Hi Robert,
I played around a bit with the model because this is going to be really helpful to a lot of the work that I am doing. TL;DR I think there is a bias in the way the model is parameterised and the priors are chose and I think I have a solution.
After some testing with simulated data and simulated priors from the data, I found that there is a downward absolute bias in all the parameters. Especially if the \phi parameter of the beta(\mu, \phi) distribution is large. I think that this parametrisation has trouble when the proportional outcome is relatively uniform in the center of the distribution because the uniformity could be because of large coefficient on X or small \phi. My guess is that if there are a lot of 0s and 1s in the outcome, those are missing observations mainly from the tails of the beta, and it’s those tails that are most informative on \phi. So there is not a lot of data to inform \phi, the prior pushes \phi down, which pushes the absolute value of the coefficients down, which is compensated by a decrease in the absolute value of the cutoff points to generate enough extreme values. I think this could also explain the slight upward bias in the marginal effects in the paper. The estimated model predicts more extreme outcomes of 0 and 1. Anyway, this is merely informed guessing.
I reimplemented your model (sorry the nomenclature is a bit different from yours) to get around the problem I think is there. I basically used the beta(\alpha, \beta) parameterisation because I could put a prior on \beta so that it doesn’t suffer from the problem that I think \phi has. It’s admittedly a slightly different model but not that different I think.
The full model is below. It assumes that X is centered and scaled. The R code for simulation and the stan model are here.beta_logit_reparam.stan (833 Bytes) test_beta_param.R (1.6 KB)

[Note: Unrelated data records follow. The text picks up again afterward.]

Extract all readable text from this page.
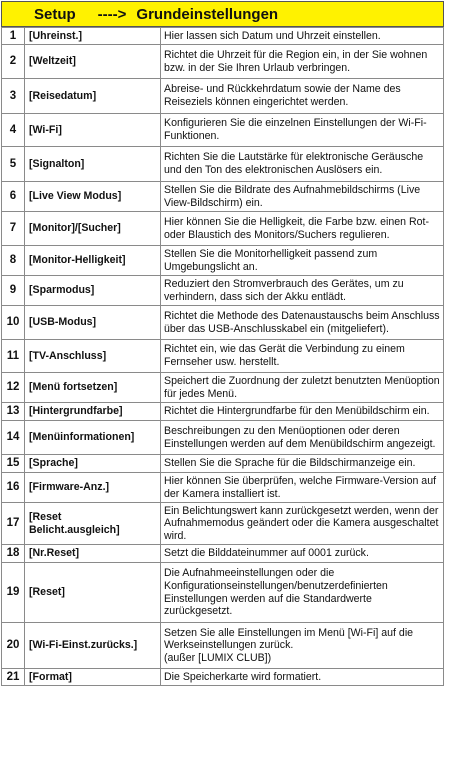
Setup ----> Grundeinstellungen
1	[Uhreinst.]	Hier lassen sich Datum und Uhrzeit einstellen.
2	[Weltzeit]	Richtet die Uhrzeit für die Region ein, in der Sie wohnen bzw. in der Sie Ihren Urlaub verbringen.
3	[Reisedatum]	Abreise- und Rückkehrdatum sowie der Name des Reiseziels können eingerichtet werden.
4	[Wi-Fi]	Konfigurieren Sie die einzelnen Einstellungen der Wi-Fi-Funktionen.
5	[Signalton]	Richten Sie die Lautstärke für elektronische Geräusche und den Ton des elektronischen Auslösers ein.
6	[Live View Modus]	Stellen Sie die Bildrate des Aufnahmebildschirms (Live View-Bildschirm) ein.
7	[Monitor]/[Sucher]	Hier können Sie die Helligkeit, die Farbe bzw. einen Rot- oder Blaustich des Monitors/Suchers regulieren.
8	[Monitor-Helligkeit]	Stellen Sie die Monitorhelligkeit passend zum Umgebungslicht an.
9	[Sparmodus]	Reduziert den Stromverbrauch des Gerätes, um zu verhindern, dass sich der Akku entlädt.
10	[USB-Modus]	Richtet die Methode des Datenaustauschs beim Anschluss über das USB-Anschlusskabel ein (mitgeliefert).
11	[TV-Anschluss]	Richtet ein, wie das Gerät die Verbindung zu einem Fernseher usw. herstellt.
12	[Menü fortsetzen]	Speichert die Zuordnung der zuletzt benutzten Menüoption für jedes Menü.
13	[Hintergrundfarbe]	Richtet die Hintergrundfarbe für den Menübildschirm ein.
14	[Menüinformationen]	Beschreibungen zu den Menüoptionen oder deren Einstellungen werden auf dem Menübildschirm angezeigt.
15	[Sprache]	Stellen Sie die Sprache für die Bildschirmanzeige ein.
16	[Firmware-Anz.]	Hier können Sie überprüfen, welche Firmware-Version auf der Kamera installiert ist.
17	[Reset
Belicht.ausgleich]	Ein Belichtungswert kann zurückgesetzt werden, wenn der Aufnahmemodus geändert oder die Kamera ausgeschaltet wird.
18	[Nr.Reset]	Setzt die Bilddateinummer auf 0001 zurück.
19	[Reset]	Die Aufnahmeeinstellungen oder die Konfigurationseinstellungen/benutzerdefinierten Einstellungen werden auf die Standardwerte zurückgesetzt.
20	[Wi-Fi-Einst.zurücks.]	Setzen Sie alle Einstellungen im Menü [Wi-Fi] auf die Werkseinstellungen zurück.
(außer [LUMIX CLUB])

21	[Format]	Die Speicherkarte wird formatiert.
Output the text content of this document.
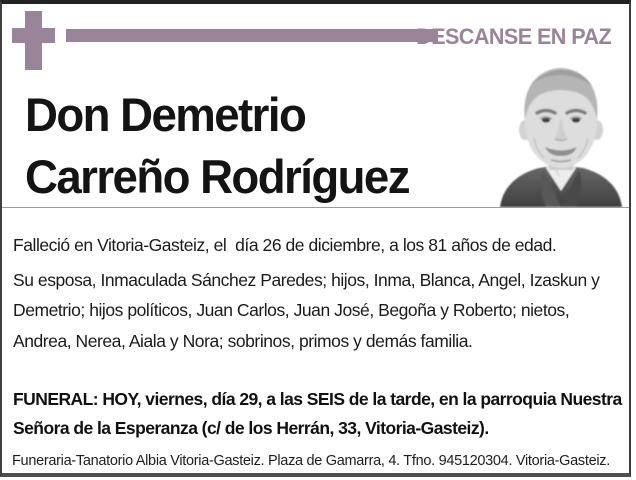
DESCANSE EN PAZ
Don Demetrio
Carreño Rodríguez

Falleció en Vitoria-Gasteiz, el  día 26 de diciembre, a los 81 años de edad.

Su esposa, Inmaculada Sánchez Paredes; hijos, Inma, Blanca, Angel, Izaskun y Demetrio; hijos políticos, Juan Carlos, Juan José, Begoña y Roberto; nietos, Andrea, Nerea, Aiala y Nora; sobrinos, primos y demás familia.

FUNERAL: HOY, viernes, día 29, a las SEIS de la tarde, en la parroquia Nuestra Señora de la Esperanza (c/ de los Herrán, 33, Vitoria-Gasteiz).

Funeraria-Tanatorio Albia Vitoria-Gasteiz. Plaza de Gamarra, 4. Tfno. 945120304. Vitoria-Gasteiz.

\gamma \sim normal(0, \sigma_\gamma \sqrt{N_\gamma}) \\
\beta \sim lognormal(0, 1) \\
cut_1 \sim \sigma_\gamma * normal(-2, 1) \\
cut_2 \sim \sigma_\gamma * normal(2, 1) \\
y \sim
\begin{cases}
binomial(1 - invlogit(X\gamma - cut_1)) &y = 0 \\
binomial(invlogit(X\gamma - cut_2)) &y = 1 \\
beta(\beta e^{X\gamma}, \beta) & 0 < y < 1 \\
\end{cases}
Most of the structure is the same. I used a slightly different prior on the coefficient \gamma so that the total sd of X \gamma is roughly \sigma_\gamma which can be set in Stan. N_\gamma is the number of explanatory variables. That helps to make the cuts also a bit more interpretable, I choose for twice the sd of X\gamma as the mean but that can adjusted obviously. After the invlogit, that leads to about 15% 0s and 15% 1s in expectation.

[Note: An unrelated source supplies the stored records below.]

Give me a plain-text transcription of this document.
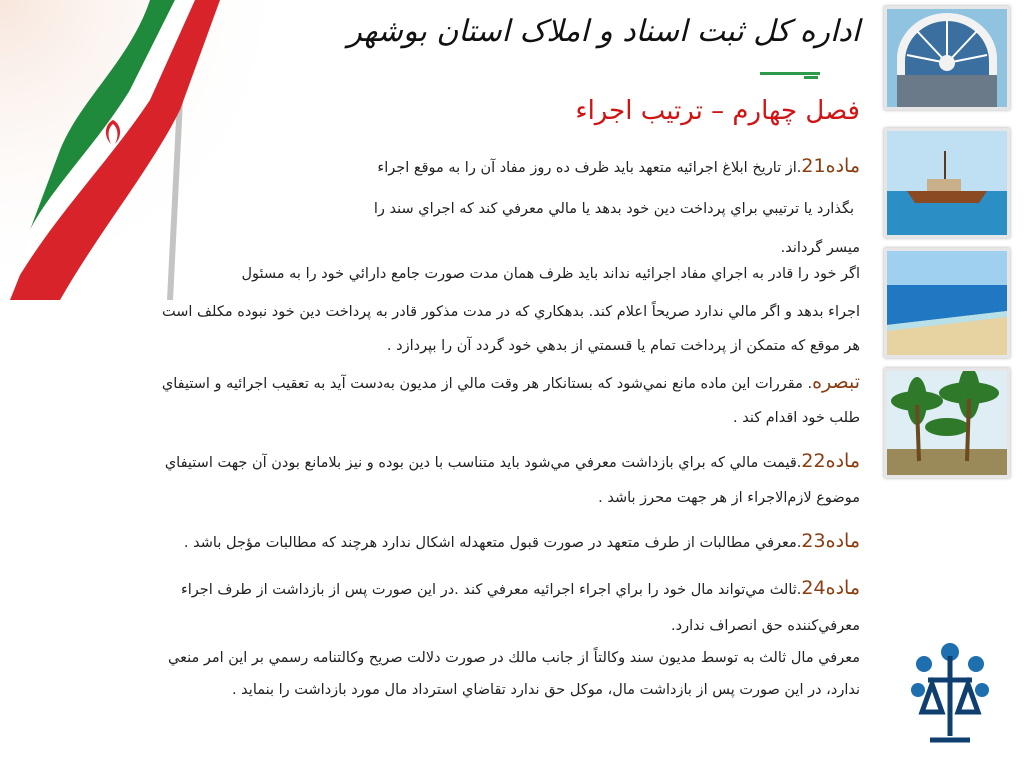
اداره کل ثبت اسناد و املاک استان بوشهر
فصل چهارم – ترتیب اجراء
ماده21.از تاريخ ابلاغ اجرائيه متعهد بايد ظرف ده روز مفاد آن را به موقع اجراء
بگذارد يا ترتيبي براي پرداخت دين خود بدهد يا مالي معرفي كند كه اجراي سند را
ميسر گرداند.
اگر خود را قادر به اجراي مفاد اجرائيه نداند بايد ظرف همان مدت صورت جامع دارائي خود را به مسئول
اجراء بدهد و اگر مالي ندارد صريحاً اعلام كند. بدهكاري كه در مدت مذكور قادر به پرداخت دين خود نبوده مكلف است
هر موقع كه متمكن از پرداخت تمام يا قسمتي از بدهي خود گردد آن را بپردازد .
تبصره. مقررات اين ماده مانع نمي‌شود كه بستانكار هر وقت مالي از مديون به‌دست آيد به تعقيب اجرائيه و استيفاي
طلب خود اقدام كند .
ماده22.قيمت مالي كه براي بازداشت معرفي مي‌شود بايد متناسب با دين بوده و نيز بلامانع بودن آن جهت استيفاي
موضوع لازم‌الاجراء از هر جهت محرز باشد .
ماده23.معرفي مطالبات از طرف متعهد در صورت قبول متعهدله اشكال ندارد هرچند كه مطالبات مؤجل باشد .
ماده24.ثالث مي‌تواند مال خود را براي اجراء اجرائيه معرفي كند .در اين صورت پس از بازداشت از طرف اجراء
معرفي‌كننده حق انصراف ندارد.
معرفي مال ثالث به توسط مديون سند وكالتاً از جانب مالك در صورت دلالت صريح وكالتنامه رسمي بر اين امر منعي
ندارد، در اين صورت پس از بازداشت مال، موكل حق ندارد تقاضاي استرداد مال مورد بازداشت را بنمايد .
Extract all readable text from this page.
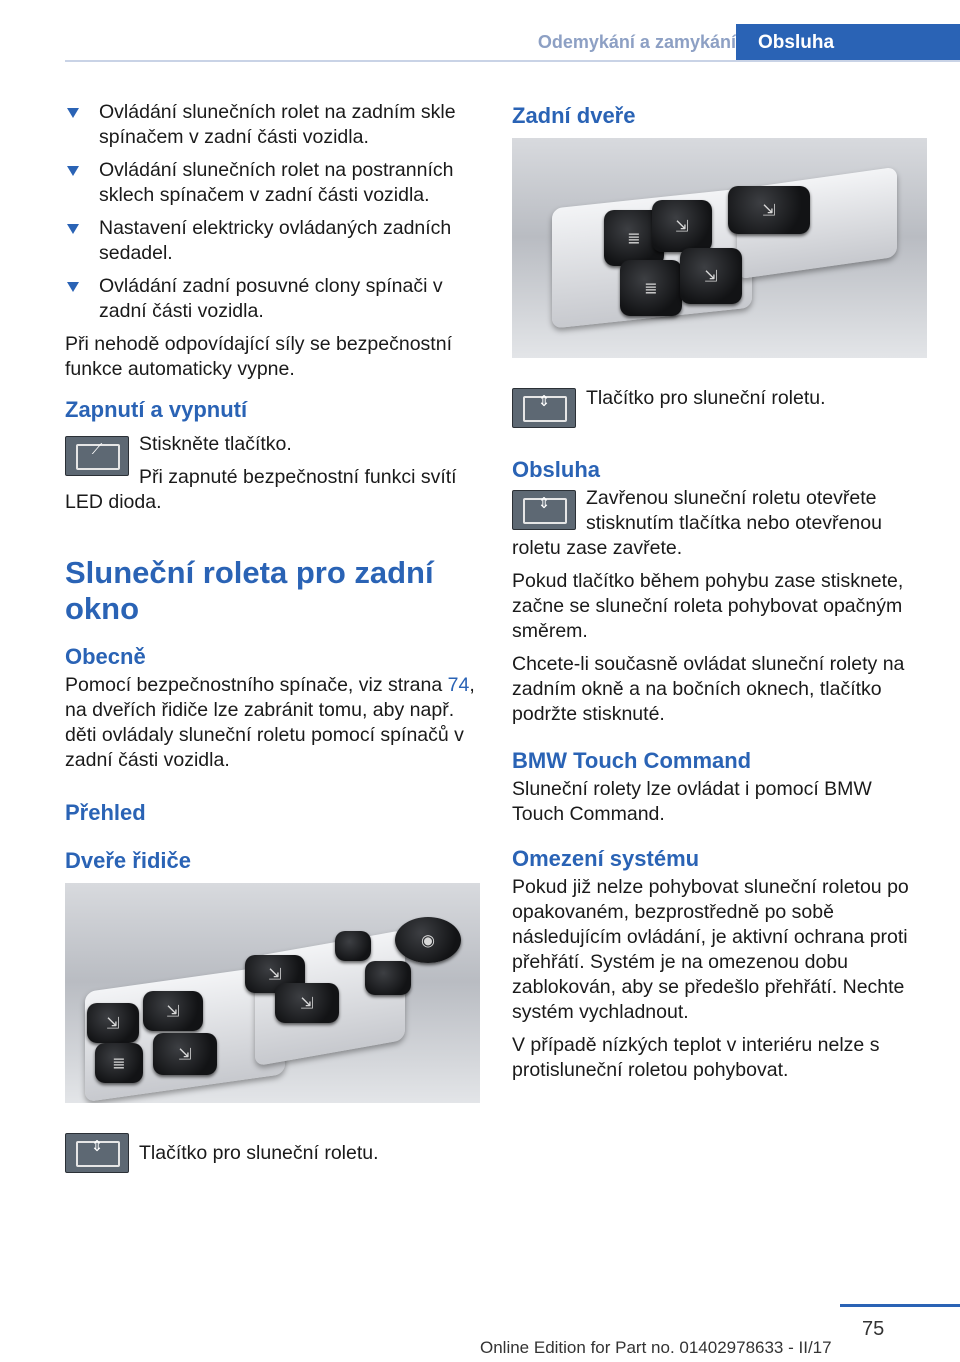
Odemykání a zamykání	Obsluha
Ovládání slunečních rolet na zadním skle spínačem v zadní části vozidla.
Ovládání slunečních rolet na postranních sklech spínačem v zadní části vozidla.
Nastavení elektricky ovládaných zadních sedadel.
Ovládání zadní posuvné clony spínači v zadní části vozidla.

Při nehodě odpovídající síly se bezpečnostní funkce automaticky vypne.

Zapnutí a vypnutí
⟋	Stiskněte tlačítko.

Při zapnuté bezpečnostní funkci svítí LED dioda.

Sluneční roleta pro zadní okno
Obecně

Pomocí bezpečnostního spínače, viz strana 74, na dveřích řidiče lze zabránit tomu, aby např. děti ovládaly sluneční roletu pomocí spínačů v zadní části vozidla.

Přehled
Dveře řidiče
⇲
⇲
≣	⇲
⇲
⇲
◉
⇕	Tlačítko pro sluneční roletu.

Zadní dveře
≣
⇲
≣
⇲
⇲
⇕	Tlačítko pro sluneční roletu.

Obsluha
⇕	Zavřenou sluneční roletu otevřete stisknutím tlačítka nebo otevřenou roletu zase zavřete.

Pokud tlačítko během pohybu zase stisknete, začne se sluneční roleta pohybovat opačným směrem.

Chcete-li současně ovládat sluneční rolety na zadním okně a na bočních oknech, tlačítko podržte stisknuté.

BMW Touch Command

Sluneční rolety lze ovládat i pomocí BMW Touch Command.

Omezení systému

Pokud již nelze pohybovat sluneční roletou po opakovaném, bezprostředně po sobě následujícím ovládání, je aktivní ochrana proti přehřátí. Systém je na omezenou dobu zablokován, aby se předešlo přehřátí. Nechte systém vychladnout.

V případě nízkých teplot v interiéru nelze s protisluneční roletou pohybovat.

75
Online Edition for Part no. 01402978633 - II/17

The beta distribution is the only structural difference. The interpretation of \beta is that it forces the beta distribution to be beta(\beta, \beta) when X\gamma = 0. I am not sure whether that is acceptable for all applications. The nice thing is that the \beta parameter is more sensitive to the shape of the distribution (e.g. tilting towards 0 or 1) and not just the concentration of the distribution. The other nice feature is that the prior biases towards 1, so if there is not a lot of information in the data X\gamma \approx 0 then the beta distribution is approximately uniform. In that sense, it’s an uninformative prior I guess.
I tried to run the simulation a couple of times and I could recover the parameters pretty well. I probably should run a proper SBC when I find the time. Let me know if that is something that would be valuable.